Re: Are we "special"?

Tom Clarke (clarke@longwood.cs.ucf.edu)
7 Dec 1996 23:31:56 -0500

lsayre@en.com (Lawrence Sayre) writes:

>In message <589uu1$c5d@news.cc.ucf.edu> - clarke@acme.ucf.edu (Thomas Clarke)6
>Dec 1996 20:16:01 GMT writes:
>:>
>:>In article <19961206151400.KAA21511@ladder01.news.aol.com> chessonp@aol.com writes:
>:>>In article <586ume$92p@news.cc.ucf.edu>, clarke@acme.ist.ucf.edu (Thomas
>:>>Clarke) writes:
>:>

>:>>You need to work on your logic.

>:>OK. Where is the argument wrong?

>For reasons which I assume to be foreign to your thinking, you are actually
>correct in your conclusion! Take another example:

>1. Birds are animals subject to evolution.

>2. Birds among animals are unique in their ability to fly.

>3. The evolutionary circumstances of birds are non-special.

Yes this is a precise analogy to the statements I made regarding Homo sapiens.

>Using your logic: It seems that 3 together with 1 imply that 2 is false.
> Therefore, I (using your logic) conclude that 3 is false.

Yes, I would conclude this as well. In fact I think I said this
somewhere else on this thread or another related thread.

>Actually you are correct in that 3 is false in each case. Special
>(environmental) circumstances must be present for random selections (I.E.
>evolution) to lead to the end result of item 2 in each case. Therefore 3 is
>false! This is a great vindication for evolution, which contends that external
>circumstances must be present for which random evolutionary changes happen
>purely by accident to provide the benefit of greater survivability amidst the
>presence of said special external circumstance. Take away the special external
>circumstance, and the random change (mutation) may not provide any benefit
>which would lead to greater survivability, and therefore breed itself into the
>general population.

Isn't that what I said?.
Number 1 is evolution.
Number 2 are the unique characteristics of a particular animal.
Number 3 are the "special external circumstances."

I was just trying to strip the argument to the bare essentials.

Now that I have been cogitating for a minute, the case of birds may
not be so unique or special.
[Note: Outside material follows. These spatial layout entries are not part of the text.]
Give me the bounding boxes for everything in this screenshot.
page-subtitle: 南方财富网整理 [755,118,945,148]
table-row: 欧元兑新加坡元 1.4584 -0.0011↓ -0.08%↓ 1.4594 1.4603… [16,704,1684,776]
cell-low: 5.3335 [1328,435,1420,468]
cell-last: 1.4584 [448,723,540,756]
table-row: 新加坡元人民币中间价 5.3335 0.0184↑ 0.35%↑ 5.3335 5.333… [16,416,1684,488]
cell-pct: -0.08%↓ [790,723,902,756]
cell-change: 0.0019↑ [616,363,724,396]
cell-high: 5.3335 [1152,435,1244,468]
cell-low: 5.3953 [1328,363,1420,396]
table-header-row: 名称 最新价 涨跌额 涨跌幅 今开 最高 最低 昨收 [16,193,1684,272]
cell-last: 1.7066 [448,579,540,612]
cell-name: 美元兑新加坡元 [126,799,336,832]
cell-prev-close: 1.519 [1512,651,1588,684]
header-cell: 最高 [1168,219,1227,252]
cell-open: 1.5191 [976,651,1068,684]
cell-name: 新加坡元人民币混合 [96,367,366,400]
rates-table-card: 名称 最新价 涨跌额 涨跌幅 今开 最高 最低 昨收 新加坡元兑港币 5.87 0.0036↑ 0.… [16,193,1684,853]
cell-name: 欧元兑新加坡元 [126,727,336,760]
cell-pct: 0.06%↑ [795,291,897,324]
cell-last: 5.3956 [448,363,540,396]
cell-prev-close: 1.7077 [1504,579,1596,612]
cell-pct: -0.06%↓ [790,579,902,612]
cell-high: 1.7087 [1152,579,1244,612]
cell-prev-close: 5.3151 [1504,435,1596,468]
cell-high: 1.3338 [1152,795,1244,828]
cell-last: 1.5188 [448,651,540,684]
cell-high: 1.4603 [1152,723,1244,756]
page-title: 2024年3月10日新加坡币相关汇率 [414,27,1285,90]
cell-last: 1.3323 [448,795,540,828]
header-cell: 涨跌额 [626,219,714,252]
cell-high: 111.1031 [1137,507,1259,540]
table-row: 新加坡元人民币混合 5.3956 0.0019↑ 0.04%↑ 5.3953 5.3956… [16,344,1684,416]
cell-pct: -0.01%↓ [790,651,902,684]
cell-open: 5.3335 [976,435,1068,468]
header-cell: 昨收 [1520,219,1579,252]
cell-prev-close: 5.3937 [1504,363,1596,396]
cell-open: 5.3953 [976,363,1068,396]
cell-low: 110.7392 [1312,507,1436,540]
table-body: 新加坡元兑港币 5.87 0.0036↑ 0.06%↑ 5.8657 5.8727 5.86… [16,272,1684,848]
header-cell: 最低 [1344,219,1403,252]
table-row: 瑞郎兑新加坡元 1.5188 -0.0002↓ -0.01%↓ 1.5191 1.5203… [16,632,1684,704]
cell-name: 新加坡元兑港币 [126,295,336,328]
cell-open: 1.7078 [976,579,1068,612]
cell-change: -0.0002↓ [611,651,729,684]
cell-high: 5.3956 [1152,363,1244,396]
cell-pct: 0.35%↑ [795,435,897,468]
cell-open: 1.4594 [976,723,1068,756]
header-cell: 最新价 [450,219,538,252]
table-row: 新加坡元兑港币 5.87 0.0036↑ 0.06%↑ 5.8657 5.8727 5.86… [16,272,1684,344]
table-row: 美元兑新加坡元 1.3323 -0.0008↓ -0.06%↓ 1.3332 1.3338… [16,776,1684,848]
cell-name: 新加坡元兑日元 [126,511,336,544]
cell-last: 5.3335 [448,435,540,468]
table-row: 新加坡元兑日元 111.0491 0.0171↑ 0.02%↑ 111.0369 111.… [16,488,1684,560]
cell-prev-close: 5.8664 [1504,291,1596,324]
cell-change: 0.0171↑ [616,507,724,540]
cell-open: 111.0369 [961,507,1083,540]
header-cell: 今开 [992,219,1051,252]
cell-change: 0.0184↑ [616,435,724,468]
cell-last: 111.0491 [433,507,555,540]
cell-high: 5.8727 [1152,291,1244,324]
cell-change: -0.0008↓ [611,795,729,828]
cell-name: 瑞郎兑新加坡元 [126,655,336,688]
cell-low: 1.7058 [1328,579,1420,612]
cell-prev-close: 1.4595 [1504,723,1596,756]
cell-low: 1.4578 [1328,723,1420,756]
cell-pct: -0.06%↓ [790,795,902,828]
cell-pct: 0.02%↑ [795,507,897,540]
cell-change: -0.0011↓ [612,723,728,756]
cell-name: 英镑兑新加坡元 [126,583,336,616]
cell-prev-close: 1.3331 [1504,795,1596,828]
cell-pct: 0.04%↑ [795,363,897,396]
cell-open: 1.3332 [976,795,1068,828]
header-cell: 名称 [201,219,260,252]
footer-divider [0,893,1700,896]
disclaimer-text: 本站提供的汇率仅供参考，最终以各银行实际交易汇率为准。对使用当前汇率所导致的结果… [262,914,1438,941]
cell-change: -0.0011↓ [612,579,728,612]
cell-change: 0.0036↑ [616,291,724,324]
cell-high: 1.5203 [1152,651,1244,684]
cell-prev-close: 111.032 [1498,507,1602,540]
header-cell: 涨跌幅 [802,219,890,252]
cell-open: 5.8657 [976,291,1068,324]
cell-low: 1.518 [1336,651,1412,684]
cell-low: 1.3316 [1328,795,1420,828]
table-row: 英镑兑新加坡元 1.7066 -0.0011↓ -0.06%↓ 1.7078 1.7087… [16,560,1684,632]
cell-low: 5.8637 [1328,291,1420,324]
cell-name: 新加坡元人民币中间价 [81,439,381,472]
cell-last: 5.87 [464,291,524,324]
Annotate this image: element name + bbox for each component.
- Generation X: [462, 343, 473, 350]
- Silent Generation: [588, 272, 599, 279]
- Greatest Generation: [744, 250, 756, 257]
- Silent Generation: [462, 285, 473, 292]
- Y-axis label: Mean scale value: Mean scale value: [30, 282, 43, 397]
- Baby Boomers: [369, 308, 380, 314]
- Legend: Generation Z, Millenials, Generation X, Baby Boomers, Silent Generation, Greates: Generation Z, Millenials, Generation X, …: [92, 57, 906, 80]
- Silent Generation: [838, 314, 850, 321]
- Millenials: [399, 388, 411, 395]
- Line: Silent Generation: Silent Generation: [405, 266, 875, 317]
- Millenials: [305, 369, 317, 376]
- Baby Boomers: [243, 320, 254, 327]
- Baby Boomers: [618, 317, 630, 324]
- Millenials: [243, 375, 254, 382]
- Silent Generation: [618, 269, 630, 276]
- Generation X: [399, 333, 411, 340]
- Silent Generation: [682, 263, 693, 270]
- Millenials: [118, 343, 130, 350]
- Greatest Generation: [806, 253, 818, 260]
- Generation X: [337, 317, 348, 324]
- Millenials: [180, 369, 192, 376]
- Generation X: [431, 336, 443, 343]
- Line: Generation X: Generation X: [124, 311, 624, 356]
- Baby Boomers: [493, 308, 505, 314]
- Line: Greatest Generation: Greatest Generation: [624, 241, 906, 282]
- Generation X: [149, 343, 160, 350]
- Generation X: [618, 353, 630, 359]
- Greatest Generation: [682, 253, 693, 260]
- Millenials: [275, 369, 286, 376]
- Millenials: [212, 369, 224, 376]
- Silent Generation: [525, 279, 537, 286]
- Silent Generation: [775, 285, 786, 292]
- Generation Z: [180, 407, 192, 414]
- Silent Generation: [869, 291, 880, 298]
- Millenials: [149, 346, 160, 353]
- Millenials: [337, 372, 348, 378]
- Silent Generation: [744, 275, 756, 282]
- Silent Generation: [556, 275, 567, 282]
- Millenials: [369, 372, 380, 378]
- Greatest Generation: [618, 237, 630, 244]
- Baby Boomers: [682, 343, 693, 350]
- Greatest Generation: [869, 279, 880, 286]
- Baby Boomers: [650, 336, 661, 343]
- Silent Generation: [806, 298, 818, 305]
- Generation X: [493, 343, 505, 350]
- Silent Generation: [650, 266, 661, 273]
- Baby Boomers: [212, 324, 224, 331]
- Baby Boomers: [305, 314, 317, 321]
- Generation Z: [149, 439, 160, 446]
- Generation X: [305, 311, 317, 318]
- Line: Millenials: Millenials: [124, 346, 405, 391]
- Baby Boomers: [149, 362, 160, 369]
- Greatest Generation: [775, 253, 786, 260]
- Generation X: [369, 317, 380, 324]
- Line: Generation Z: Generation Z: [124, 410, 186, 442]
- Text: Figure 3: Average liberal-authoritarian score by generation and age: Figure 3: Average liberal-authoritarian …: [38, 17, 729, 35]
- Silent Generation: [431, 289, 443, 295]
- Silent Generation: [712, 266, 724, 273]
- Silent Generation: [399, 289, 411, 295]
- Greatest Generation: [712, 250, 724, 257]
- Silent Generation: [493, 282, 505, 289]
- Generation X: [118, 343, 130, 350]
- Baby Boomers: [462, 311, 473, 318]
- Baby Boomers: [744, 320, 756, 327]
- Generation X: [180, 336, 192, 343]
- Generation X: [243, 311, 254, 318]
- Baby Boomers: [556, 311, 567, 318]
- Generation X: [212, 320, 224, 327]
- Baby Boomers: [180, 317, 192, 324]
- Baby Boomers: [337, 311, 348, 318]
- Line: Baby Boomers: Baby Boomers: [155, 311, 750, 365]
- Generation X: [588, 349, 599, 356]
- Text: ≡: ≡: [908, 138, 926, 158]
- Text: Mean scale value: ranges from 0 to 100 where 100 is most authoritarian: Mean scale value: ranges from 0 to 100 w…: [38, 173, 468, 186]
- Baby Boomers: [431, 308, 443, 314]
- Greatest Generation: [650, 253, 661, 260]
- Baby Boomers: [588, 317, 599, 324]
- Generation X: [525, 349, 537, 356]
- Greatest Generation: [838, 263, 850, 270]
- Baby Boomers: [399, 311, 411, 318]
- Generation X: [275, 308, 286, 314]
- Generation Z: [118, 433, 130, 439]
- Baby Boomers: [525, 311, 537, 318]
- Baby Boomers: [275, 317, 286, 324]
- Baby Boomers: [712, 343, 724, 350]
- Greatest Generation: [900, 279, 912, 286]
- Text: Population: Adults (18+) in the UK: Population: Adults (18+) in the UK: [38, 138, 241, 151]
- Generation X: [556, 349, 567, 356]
Mammals evolved a well adapted flying
variant (possibly twice according to something I read). Could
the "special external circumstances" be similar for bird and bat?
I don't know, but the question occurrs to me.

I don't go further and lump in flying insects since they are not vertebrates
and thus the evolutionary starting point would have been vastly different.

Tom Clarke

-- 
There are more things in heaven and earth, Horatio,
Than are dreamt of in your philosophy.